EUの新たな戦略には、欧州全体での量子セキュアソリューションの開発に関する複数の取り組みが含まれています。
セキュア量子通信インフラ
戦略の一つの側面は、欧州量子通信インフラ(EuroQCI)イニシアチブであり、これはEU全域およびその海外領土をカバーするセキュアな量子通信インフラの開発を目的としています。
現在、26のEU加盟国が国内の地上量子通信ネットワークを展開しています。これらのネットワークは、2026年に打ち上げ予定のセキュア通信用量子鍵配送(QKD)衛星のテストに使用されます。
これらの地上量子通信ネットワークは、実環境でのQKDの実装とテストに利用されています。
パイロットプロジェクトには、病院間の医療データのセキュアな送信や、政府機関間の暗号化通信などが含まれます。
EUは、この展開を支援するために、完全に欧州産の量子部品、デバイス、システムのサプライチェーンを活用していると述べています。
2030年までに、EU全体が相互接続された実験的な地上および宇宙のセキュア通信ネットワークが確立される予定です。
量子インターネット・イニシアチブ
量子インターネット・イニシアチブは、分散型量子コンピューティングとセンシング、超セキュアなデータ共有のためのアーキテクチャを開発することでEuroQCIを補完します。
これは、すでに開始されているユースケースフレームワークや、量子インターネットに特化した世界初のオープンフォーラムであるQuantum Internet Alliance(QIA)テクノロジーフォーラムの立ち上げに基づいて構築されます。
2026年には、欧州量子インターネットのパイロット施設の立ち上げを支援し、主要な量子セーフコンポーネントや初期ユースケース、セキュアな量子クラウドサービス、分散コンピューティング、研究と導入をつなぐ高度な検証環境のテストを可能にします。
目標は、2030年までに完全に運用可能な量子セーフ通信ネットワークを展開し、フェデレーテッド量子インターネットへの第一歩とすることです。
高まる量子セキュリティへの関心
今回のEUの発表は、「Q-Day」—量子コンピュータがRSAやAESなどの一般的な暗号化プロトコルを破るほど強力になる時—を前に、量子セキュリティリスクへの対応に注目が集まる中で行われました。
2024年8月、米国国立標準技術研究所(NIST)は、世界初のポスト量子暗号標準を正式化しました。
これには、さまざまなシステムやユースケースに対して量子耐性を持つソリューションを提供する3つのポスト量子暗号アルゴリズムが含まれています。これには、身元認証のためのデジタル署名や、公開チャネル上で共有秘密鍵を確立するための鍵カプセル化メカニズムなどが含まれます。
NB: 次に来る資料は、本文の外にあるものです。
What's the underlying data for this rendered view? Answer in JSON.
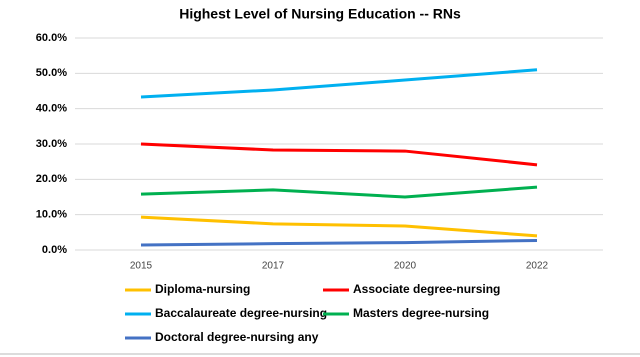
{
  "chart_data": {
    "type": "line",
    "title": "Highest Level of Nursing Education -- RNs",
    "categories": [
      "2015",
      "2017",
      "2020",
      "2022"
    ],
    "series": [
      {
        "name": "Diploma-nursing",
        "color": "#ffc000",
        "values": [
          9.3,
          7.4,
          6.8,
          4.0
        ]
      },
      {
        "name": "Associate degree-nursing",
        "color": "#ff0000",
        "values": [
          30.0,
          28.3,
          28.0,
          24.1
        ]
      },
      {
        "name": "Baccalaureate degree-nursing",
        "color": "#00b0f0",
        "values": [
          43.3,
          45.3,
          48.1,
          51.0
        ]
      },
      {
        "name": "Masters degree-nursing",
        "color": "#00b050",
        "values": [
          15.8,
          17.0,
          15.0,
          17.8
        ]
      },
      {
        "name": "Doctoral degree-nursing any",
        "color": "#4472c4",
        "values": [
          1.4,
          1.8,
          2.1,
          2.7
        ]
      }
    ],
    "ylim": [
      0,
      60
    ],
    "yticks": [
      {
        "value": 0,
        "label": "0.0%"
      },
      {
        "value": 10,
        "label": "10.0%"
      },
      {
        "value": 20,
        "label": "20.0%"
      },
      {
        "value": 30,
        "label": "30.0%"
      },
      {
        "value": 40,
        "label": "40.0%"
      },
      {
        "value": 50,
        "label": "50.0%"
      },
      {
        "value": 60,
        "label": "60.0%"
      }
    ],
    "grid": true,
    "legend": "bottom"
  }
}
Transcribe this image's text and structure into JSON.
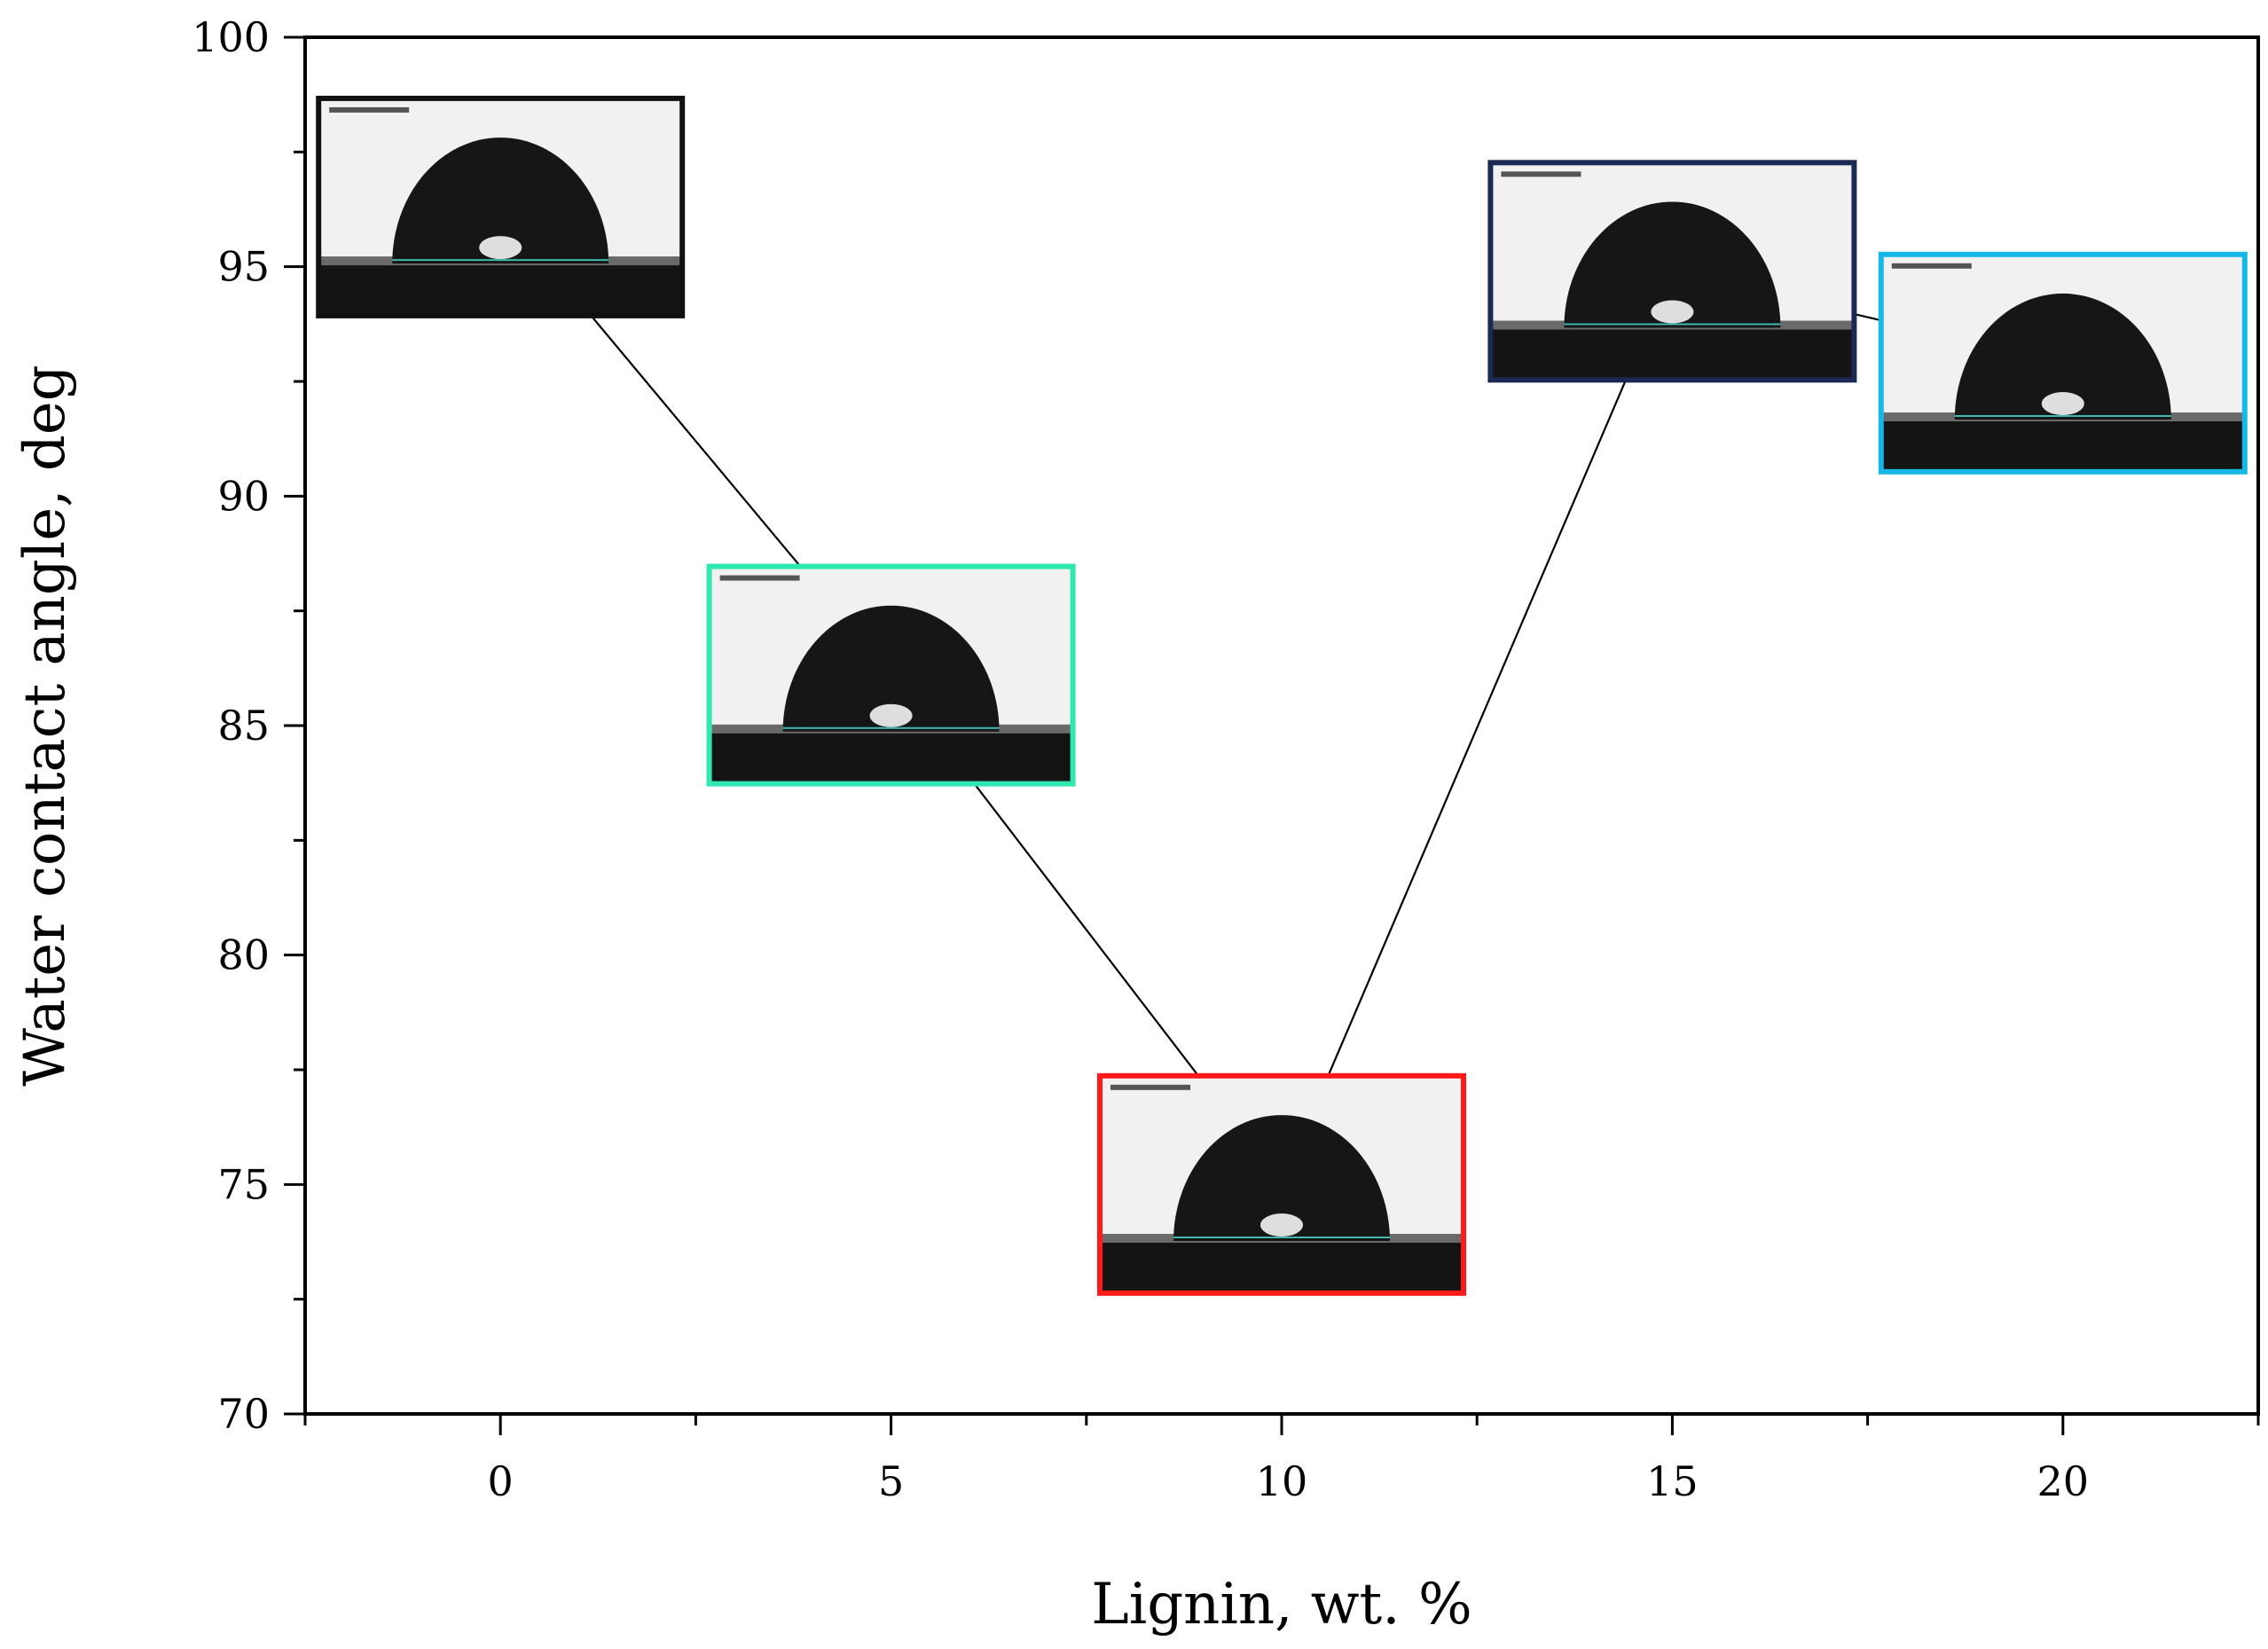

この標準は、組織が将来の量子脅威からシステムやデータを保護するための枠組みを提供します。
NISTは、組織に対し、これらのアルゴリズムを用いてシステムを量子セキュアなソリューションへ移行する準備を始めるよう促しています。
2025年3月、英国国家サイバーセキュリティセンター(NCSC)は、組織が2035年までにシステム、サービス、製品を完全にポスト量子暗号(PQC)へ移行するためのロードマップを公開しました。
これらの政府の取り組みにもかかわらず、調査によると、組織はこれまで量子セキュアな移行計画の実施が遅れていることが示されています。
ISACAは2025年4月、わずか5%の組織しか量子対応の脅威に対抗するための明確な戦略を持っていないと報告しました。IT専門家のうち、近い将来これが自組織の重要なビジネス優先事項であると考えているのはわずか3%です。
2025年5月にDigiCertが米国、英国、オーストラリアのサイバーセキュリティ管理者を対象に実施した調査では、これまでにPQCを導入した企業はわずか5%にとどまっていることが分かりました。